In certain embodiments, the anti-biofilm composition can disrupt the structure of the biofilm, including the EPS. The anti-biofilm composition can inhibit biofilm-forming organisms from establishing a biofilm structure, primarily the EPS, water channels, and pore structures.

The anti-biofilm compositions of the subject invention can be applied to a variety of inorganic or organic object surfaces such as, for example, metals including steel, aluminum, iron; organic matter including wood, coral, paper, cotton, silk, hair, skin, fur, rubber or plants; plastics; minerals including gypsum; glass; concrete; plaster; clay; or stucco. The surfaces can be used in a variety of industries including medical device, aquaculture, fishing, water desalination, water purification, nuclear power plants, and marine and freshwater navigation. The surfaces can be tubing, pipes, needles, pumps, propellers, hulls, decks, railings, buoys, barges, docks, and chains, ropes. The compositions can be applied to objects that reside in a range of temperatures, aquatic environments, or other stress-inducing conditions. The anti-biofilm compositions can be added to a traditional coating product such as, for example, paints, primers, lacquers, stains, and sealants. Additionally, the anti-biofilm compositions can be applied to an object preceding, concurrently, or after a traditional coating product is applied.
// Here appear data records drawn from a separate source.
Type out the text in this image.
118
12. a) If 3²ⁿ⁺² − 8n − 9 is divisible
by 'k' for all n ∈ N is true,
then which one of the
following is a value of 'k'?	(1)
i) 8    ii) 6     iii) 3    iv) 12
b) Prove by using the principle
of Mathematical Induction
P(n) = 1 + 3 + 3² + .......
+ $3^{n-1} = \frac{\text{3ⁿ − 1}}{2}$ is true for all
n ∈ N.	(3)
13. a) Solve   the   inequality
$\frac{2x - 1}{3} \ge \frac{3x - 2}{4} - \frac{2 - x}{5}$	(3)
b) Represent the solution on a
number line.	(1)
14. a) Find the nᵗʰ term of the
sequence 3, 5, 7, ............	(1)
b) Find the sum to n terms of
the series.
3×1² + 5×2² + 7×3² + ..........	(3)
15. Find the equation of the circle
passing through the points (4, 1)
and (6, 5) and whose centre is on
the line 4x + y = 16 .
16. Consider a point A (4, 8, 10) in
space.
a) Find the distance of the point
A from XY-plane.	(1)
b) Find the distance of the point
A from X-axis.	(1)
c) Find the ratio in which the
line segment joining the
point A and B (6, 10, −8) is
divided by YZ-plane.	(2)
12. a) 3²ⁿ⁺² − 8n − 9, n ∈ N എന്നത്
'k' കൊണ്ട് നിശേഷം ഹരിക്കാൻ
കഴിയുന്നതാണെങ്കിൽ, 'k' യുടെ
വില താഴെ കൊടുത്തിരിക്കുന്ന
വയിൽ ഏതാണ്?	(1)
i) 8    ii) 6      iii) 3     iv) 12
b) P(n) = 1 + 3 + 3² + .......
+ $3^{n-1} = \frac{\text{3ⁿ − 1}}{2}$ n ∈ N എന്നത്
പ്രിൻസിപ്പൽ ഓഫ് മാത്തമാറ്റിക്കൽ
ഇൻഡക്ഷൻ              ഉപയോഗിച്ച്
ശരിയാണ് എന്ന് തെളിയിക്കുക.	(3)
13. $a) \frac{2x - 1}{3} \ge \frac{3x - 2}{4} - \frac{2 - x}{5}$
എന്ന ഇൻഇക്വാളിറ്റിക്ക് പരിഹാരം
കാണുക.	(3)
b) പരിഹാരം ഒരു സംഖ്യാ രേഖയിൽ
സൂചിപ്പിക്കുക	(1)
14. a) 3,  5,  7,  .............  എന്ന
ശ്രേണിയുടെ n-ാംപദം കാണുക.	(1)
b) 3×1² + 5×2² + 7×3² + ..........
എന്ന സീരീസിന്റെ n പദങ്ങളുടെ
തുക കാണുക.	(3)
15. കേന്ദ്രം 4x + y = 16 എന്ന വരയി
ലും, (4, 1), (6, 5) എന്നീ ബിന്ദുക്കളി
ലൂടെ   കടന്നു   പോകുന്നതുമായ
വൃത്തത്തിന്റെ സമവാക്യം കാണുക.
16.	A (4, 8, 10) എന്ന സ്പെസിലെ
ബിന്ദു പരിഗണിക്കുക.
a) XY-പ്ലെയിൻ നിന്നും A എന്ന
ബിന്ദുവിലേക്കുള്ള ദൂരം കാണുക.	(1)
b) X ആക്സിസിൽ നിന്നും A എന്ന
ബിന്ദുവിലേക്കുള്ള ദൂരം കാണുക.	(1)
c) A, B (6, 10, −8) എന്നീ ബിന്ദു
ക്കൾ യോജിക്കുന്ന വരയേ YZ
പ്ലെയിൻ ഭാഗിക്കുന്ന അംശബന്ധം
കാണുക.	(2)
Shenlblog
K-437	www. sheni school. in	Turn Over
The composition can be applied to the surface or biofilm by spraying using, for example, a spray bottle or a pressurized spraying device. The composition can also be applied using a cloth or a brush, wherein the composition is rubbed, spread or brushed onto the surface or biofilm. Furthermore, the composition can be applied to the surface or biofilm by dipping, dunking, or submerging the surface into a container having the composition therein.

In certain embodiments, the elasnin-based composition can inhibit biofilm formation and/or eradicate mature or immature biofilms of bacteria with nonlethal effect on cells. The elasnin-based composition can be combined with antimicrobial agents if bacteriostatic or bactericidal activity is required. Preferably, the biofilms are composed of Gram-positive bacteria, but other bacteria, including Gram-negative bacteria, are also envisioned.